Medeniyet, geleneğin terakkisidir

Medeniyetin çeşitli tarifleri yapılmıştır. İngilizcesi Civilization (civilizasyon) demek olan bu kelime dilimize Batıdan "uygarlık" olarak tercüme edilmiş. Farsçası Temeddün.

Medeni olmayı "şehirlileşmek" olarak tarif edenler de var. İbn-i Haldun, şehirlileşmeyi "Hadarileşme" olarak isimlendiriyor. Hadariliğin zıddı ise "Bedevileşme: Köylülük, kırsallık"..

Civilizasyon Türkçeye "Uygarlık" olarak tercüme edilmiş. "Medeni" kelimesi Arapça olduğu için o unutulması gereken terimler çöplüğüne gönderilmiş. Bu sahada müstakil bir kitap yazan Ziya Gökalp eserinin adını "Türkleşmek, İslamlaşmak, Muasırlaşmak"koymuş. Yani "Asrileşme" de bizde medeni olmak veya uygarlaşmak yerine kullanılmış. Hülasa medenileşmek cumhuriyetin elitlerince şehirlileşme Batılılaşma olarak zihinlere yerleştirilmeye çalışıldı.

Her Firavunun bir Musa'sı olduğu gibi bu akımın ve anlayışın da bir Musa'sı çıkıyor ve "Çağdaş Uygarlık" olarak öğretilmeye, belletilmeye çalışılan "uygarlık" terimine öyle bir hançer saplıyor ki; tekmili birden bütün uygarlık taraftarları bu hançeri çıkaramıyor. O da "Medeniyet dediğin tek dişi kalmış canavar" şiiridir.
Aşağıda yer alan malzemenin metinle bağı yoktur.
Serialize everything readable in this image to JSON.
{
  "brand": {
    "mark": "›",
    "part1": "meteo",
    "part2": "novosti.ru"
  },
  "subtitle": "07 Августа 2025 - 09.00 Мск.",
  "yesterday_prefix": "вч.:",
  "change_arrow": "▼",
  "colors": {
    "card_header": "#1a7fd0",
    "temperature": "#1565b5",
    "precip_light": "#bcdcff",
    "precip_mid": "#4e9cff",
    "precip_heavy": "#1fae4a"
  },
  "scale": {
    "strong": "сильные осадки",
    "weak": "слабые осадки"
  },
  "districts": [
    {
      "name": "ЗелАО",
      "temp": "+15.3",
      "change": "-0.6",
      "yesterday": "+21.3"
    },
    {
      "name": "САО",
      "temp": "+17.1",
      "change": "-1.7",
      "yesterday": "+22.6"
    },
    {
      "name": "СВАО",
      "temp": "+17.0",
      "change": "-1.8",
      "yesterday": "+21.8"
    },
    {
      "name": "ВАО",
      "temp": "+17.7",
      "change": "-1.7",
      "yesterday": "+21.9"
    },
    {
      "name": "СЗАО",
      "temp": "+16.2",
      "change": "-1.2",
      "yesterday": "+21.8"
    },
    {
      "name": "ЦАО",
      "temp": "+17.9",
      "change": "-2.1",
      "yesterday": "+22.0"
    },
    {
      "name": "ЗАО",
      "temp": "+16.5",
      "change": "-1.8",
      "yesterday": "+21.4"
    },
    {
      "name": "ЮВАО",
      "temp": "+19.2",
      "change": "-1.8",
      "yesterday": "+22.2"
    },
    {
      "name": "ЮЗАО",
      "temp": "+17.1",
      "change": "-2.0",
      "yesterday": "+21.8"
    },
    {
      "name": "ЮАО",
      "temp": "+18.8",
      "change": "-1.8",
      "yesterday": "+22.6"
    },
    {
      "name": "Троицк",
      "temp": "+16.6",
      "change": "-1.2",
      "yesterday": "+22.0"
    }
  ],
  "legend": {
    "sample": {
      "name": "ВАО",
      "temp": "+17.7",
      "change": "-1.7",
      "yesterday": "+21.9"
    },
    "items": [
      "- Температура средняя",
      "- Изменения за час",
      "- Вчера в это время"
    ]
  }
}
Mehmet Akif Merhum aslında uygarlık adı altında pazarlanan Batı Meedeniyetini hakim kılma ameliyesini bir cümlede rezil ediyor.

Uygar olmak Batıya ve Batılılara has bir keyfiyettir. Onlar uygardır, doğru. Söz verdikleri saatte ve sözleştikleri yere gelirler. Tanısın tanımasın herkese selam verirler.

Ama aynı insanlar Birinci ve İkinci Dünya Savaşında yüz elli milyona yakın insanın ölümünden mesuldürler.

Size asla bir şey ikram etmezler. Toplu bir yerde sümkürürlerken öbür mahalleden duyarsınız. Ve kendilerinden olmayan milletlere karşı fırsatını bulurlarsa çok acımasızdırlar. Asla yaşamalarını istemezler. İşte Afrikalılara yaptıkları İşte gelişemeyen ülkelere yaptıkları!

İslam Medeniyettir. Peygamberimizin Medine'ye hicretiyle başlamış ve adı "Yesrip" olan şehri "Medine: Medeni insanların yaşadığı yer" haline getirmiştir.

Gelenek her milletin doğuşundan itibaren gelen hayat biçimi, kendince koyduğu ve uyduğu kurallardır.

Medeniyet ise geleneğin terakki etmesidir.

Mesela, yemek ihtiyacı tüm varlıklar için zaruri olduğu gibi her insan için de yaratılıştandır ve zaruridir. İnsanlar belki ilk dönemlerinde elle, birbirlerinin önünden, aynı kaptan yiyorlardı. Zamanla bazı kurallar devreye girdi ve çubuk, kaşık veya elle yese bile ayrı kap devreye girdi. Bugün bir millet ayrı kaptan veya önünden yiyorsa, kaşıkla veya çubukla yiyorsa, ağzını şapırdatmadan ve sağ elle yiyorsa o millet medenidir. Makineleri olmasa da

Konya'da Mevlana Müzesini gezerken gördüm ve çok etkilendim: Mevlevi müritler aynı kaptan fakat kaşıkla yerlermiş. Kaşıkla yerken de kaşığın ağza giden kısmının sağ kıyısını yemeğe daldırır sol kıyısından ağızlarına yemeği verirlermiş.

Misafir birkaç günlüğüne ziyarete gelmişse ayakkabısının burnunu eve doğru dizerler, birkaç saat sonra gidecekse dışa doğru yerleştirirlermiş.

Hâlâ Anadolu'da evlerin avlu giriş kapısında iki tokmak bulunur: Büyük tokmak vurulduysa gelen erkektir, küçük tokmak vurulduysa gelen kadındır.

Yine memleketimizin ve dünyanın birçok yöresinde evlerin kapıları gündüz bile kilitlenmez, açıktır! Evde kimse yoksa da açıktır çünkü hırsızlık bilinmez.